İnsan Hakları Derneği (İHD) eski başkanı Akın Birdal ve Türkiye İnsan Hakları Vakfı (TİHV) eski Başkanı Yavuz Önen, Ankara Cumhuriyet Başsavcılığı'nın yürüttüğü 28 Şubat soruşturması kapsamında dönemin komutanlarına yönelik olarak bugün başlatılan operasyonu bianet'e değerlendirdi.
Gözaltına alınan isimlerden 28 Şubat Dönemi Genelkurmay 2. Başkanı Çevik Bir'in 1972'de işkence yaptığı Yavuz Önen, soruşturmanın olumlu olduğunu ancak 28 Şubat döneminin diğer aktörlerine de uzanması gerektiğini söylüyor.
Batı Çalışma Grubu tarafından hazırlanan andıçta adı geçen ve andıç'ın Hürriyet ile Sabah gazetelerinde yer almasından bir hafta sonra, 12 Mayıs 1998'de Türk İntikam Tugayı (TİT) tarafından gerçekleştirilen silahlı saldırıda ağır yaralanan Akın Birdal ise Fethullah Gülen'e kadar 28 Şubat'a ortak olan herkesin soruşturmaya dahil edilmesi gerektiğini düşünüyor.
Önen: "Çevik Bir işkence timinin başıydı"
TİHV eski başkanı Yavuz Önen, 28 Şubat süreci nedeniyle bugün gözaltına alınan emekli Orgeneral Bir'in kendisine 12 Mart muhtırasından bir yıl sonra işkence yaptığını söyledi.
Önen, Çevik Bir'in kendisine işkence yapan timin başı olduğunu belirterek, aralarında geçen bir diyalogu şöyle özetliyor:
"İşkence anlarından birinde koluma girip beni yürütürken 'Senin hayatının değeri bir tek kurşundur ve o kurşunu sıkma yetkisi bendedir' dedi."
Önen, Çevik Bir'in gözaltına alındığını duyduğu zaman Bir'in gözaltındayken kendisine yaşattıklarını yaşamamasını temenni ediyor.
"Bir'in gözaltındayken yabancılık hissedeceğini düşünmüyorum. Gençliğinden itibaren, hayatı derin gözaltı merkezlerinde geçti.
"Türkiye devrimci hareketini ezmek için eğitilmiş, misyon olarak bu görevi edinmiş biridir. Kendisi işkence timlerinin başında işkence yapmış biridir. Çevik Bir dediğimiz kişi derin devlet dediğimiz ve militarizmin baş sorumlularından biri."

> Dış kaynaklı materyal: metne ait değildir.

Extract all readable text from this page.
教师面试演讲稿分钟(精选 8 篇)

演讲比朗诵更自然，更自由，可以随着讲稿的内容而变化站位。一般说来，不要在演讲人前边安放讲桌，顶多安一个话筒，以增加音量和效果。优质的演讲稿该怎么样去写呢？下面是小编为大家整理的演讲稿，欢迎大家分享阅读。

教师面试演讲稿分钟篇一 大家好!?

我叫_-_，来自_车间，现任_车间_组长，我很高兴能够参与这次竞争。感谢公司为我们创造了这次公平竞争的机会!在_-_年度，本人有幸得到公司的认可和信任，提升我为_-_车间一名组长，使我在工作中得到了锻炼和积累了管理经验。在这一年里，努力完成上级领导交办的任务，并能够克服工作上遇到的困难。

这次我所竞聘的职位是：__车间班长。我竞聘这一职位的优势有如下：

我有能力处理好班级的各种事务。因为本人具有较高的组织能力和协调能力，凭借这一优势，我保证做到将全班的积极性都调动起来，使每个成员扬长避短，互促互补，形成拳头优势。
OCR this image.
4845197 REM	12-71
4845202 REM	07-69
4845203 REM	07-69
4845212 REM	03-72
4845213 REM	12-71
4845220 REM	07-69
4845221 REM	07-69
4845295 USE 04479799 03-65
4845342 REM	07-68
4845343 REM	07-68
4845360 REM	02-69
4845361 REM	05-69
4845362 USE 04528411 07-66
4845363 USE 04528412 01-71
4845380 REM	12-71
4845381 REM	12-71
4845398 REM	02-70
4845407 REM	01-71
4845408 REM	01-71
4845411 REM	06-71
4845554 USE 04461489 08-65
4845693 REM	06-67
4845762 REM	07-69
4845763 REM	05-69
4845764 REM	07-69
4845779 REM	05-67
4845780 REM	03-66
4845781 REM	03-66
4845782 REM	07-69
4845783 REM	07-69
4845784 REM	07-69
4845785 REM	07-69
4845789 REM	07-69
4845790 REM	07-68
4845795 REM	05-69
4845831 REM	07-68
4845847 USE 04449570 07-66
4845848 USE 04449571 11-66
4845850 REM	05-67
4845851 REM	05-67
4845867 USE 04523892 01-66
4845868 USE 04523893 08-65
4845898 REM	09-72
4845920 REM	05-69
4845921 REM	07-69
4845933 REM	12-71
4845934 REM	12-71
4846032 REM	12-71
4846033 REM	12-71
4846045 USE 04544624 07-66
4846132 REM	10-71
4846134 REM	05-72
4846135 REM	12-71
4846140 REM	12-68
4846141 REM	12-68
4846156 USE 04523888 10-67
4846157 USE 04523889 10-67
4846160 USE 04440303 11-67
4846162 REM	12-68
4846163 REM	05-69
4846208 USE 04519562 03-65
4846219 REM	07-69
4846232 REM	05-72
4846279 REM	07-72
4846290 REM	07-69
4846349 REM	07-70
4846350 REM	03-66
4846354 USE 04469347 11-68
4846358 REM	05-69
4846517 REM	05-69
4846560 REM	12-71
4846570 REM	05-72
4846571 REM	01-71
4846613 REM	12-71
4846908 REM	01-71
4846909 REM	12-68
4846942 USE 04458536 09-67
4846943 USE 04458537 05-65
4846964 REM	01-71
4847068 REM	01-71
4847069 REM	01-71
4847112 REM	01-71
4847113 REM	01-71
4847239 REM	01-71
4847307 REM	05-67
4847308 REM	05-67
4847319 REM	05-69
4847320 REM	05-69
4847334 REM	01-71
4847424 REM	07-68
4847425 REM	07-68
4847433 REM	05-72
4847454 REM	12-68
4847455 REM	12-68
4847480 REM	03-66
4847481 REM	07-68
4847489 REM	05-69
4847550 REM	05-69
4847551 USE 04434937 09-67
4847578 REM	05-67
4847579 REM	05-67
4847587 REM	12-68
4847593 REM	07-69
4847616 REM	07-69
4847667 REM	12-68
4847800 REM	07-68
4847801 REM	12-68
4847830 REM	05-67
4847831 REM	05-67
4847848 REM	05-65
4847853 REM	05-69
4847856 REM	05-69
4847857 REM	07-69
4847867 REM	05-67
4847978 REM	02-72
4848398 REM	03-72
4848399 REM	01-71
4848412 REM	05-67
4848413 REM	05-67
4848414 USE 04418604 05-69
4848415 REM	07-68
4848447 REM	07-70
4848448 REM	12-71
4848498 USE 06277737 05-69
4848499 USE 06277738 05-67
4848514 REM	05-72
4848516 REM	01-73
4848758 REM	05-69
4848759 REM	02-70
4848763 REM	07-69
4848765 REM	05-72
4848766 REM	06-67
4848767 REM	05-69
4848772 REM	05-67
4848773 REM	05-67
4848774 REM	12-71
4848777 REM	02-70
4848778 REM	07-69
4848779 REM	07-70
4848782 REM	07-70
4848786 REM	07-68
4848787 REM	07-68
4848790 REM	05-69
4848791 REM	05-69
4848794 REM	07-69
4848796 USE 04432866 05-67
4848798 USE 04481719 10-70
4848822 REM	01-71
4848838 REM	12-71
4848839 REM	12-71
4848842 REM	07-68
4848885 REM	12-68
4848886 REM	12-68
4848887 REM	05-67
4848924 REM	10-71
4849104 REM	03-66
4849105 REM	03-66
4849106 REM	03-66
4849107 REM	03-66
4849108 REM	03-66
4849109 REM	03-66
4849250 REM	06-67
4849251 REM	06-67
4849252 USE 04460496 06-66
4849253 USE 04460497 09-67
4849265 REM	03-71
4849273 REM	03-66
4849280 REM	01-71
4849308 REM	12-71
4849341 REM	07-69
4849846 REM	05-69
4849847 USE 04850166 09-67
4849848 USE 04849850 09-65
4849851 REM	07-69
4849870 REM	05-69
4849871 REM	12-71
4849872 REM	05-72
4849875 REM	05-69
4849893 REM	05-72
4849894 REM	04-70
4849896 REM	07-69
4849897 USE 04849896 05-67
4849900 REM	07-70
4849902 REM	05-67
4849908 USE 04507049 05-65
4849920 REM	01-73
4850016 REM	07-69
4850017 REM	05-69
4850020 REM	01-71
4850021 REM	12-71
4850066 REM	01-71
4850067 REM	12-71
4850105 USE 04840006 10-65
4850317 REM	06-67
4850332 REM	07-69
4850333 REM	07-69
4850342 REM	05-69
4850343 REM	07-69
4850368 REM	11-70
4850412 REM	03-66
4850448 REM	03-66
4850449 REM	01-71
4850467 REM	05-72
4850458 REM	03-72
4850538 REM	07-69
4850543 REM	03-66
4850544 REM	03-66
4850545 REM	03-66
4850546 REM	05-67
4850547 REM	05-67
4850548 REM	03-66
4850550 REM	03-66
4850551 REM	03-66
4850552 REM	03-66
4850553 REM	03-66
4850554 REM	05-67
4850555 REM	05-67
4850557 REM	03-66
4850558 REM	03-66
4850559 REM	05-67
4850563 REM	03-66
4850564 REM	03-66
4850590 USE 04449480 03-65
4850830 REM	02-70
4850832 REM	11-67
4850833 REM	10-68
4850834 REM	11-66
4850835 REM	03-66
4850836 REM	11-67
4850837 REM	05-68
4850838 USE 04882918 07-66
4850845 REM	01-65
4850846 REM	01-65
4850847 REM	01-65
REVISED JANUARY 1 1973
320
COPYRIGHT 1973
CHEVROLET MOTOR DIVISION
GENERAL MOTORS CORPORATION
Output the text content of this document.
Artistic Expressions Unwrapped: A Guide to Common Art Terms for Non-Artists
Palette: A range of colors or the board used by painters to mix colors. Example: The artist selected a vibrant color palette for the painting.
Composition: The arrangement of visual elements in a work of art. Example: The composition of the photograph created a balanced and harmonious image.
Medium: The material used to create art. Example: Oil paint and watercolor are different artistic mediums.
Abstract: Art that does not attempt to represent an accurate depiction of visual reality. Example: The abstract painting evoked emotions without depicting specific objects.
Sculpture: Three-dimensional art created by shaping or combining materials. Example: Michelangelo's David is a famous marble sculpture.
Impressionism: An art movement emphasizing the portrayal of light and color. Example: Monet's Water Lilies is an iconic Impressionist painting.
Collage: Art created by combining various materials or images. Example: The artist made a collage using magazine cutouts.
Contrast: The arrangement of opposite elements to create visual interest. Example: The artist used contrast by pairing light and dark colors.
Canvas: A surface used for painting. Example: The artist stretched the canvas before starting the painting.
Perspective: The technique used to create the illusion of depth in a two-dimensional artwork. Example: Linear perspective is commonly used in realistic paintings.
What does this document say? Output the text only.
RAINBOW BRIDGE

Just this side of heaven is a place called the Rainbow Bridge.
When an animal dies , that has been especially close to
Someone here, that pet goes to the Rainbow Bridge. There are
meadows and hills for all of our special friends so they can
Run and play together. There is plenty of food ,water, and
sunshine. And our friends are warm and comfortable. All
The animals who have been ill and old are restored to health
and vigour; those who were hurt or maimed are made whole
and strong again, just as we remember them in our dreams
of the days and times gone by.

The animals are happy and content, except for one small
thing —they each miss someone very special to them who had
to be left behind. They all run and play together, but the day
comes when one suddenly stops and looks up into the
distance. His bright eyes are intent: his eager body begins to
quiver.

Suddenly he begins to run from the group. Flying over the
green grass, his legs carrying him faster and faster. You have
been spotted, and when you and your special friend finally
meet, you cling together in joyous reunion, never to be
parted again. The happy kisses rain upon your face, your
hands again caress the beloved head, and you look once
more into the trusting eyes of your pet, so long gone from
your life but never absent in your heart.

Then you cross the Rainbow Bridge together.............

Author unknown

"Üniformalılar yetmez, sivil giyimli üniformalı kafalılar da var"
Önen, 28 Şubat soruşturmasının tepelere kadar ulaşmasının olumlu bir gelişme olduğunu söyledi.
12 Eylül davasını örnek gösteren Önen, bu davada da bir iki kişinin sorgulanmaması gerektiğini, sistemin tepeden tırnağa demokratikleşmesi için süreçte rolü olan herkesin soruşturmaya dahil edilmesi gerektiğini belirtti.
"Bu sadece üniformalılar için değil, sivil giyimli üniformalı kafalılar için de geçerli. Toplumsal mücadeleyle birlikte soruşturma kapsamının bu noktalara da ilerleyeceğini umuyorum."
Birdal: Gülen'e kadar ortak olan herkes dahil edilmeli
Akın Birdal, gelişmeleri "gecikmiş kararlar" olarak değerlendirdi. Bugüne kadar andıçta imzası bulunan Çevik Bir ve Erol Özkasnak hakkında üç kez suç duyurusunda bulunduğunu ama savcılıkların her defasında soruşturmaya gerek görmediğini hatırlatan Birdal, soruşturmanın gecikmeli de olsa başlatılmasını olumlu buluyor.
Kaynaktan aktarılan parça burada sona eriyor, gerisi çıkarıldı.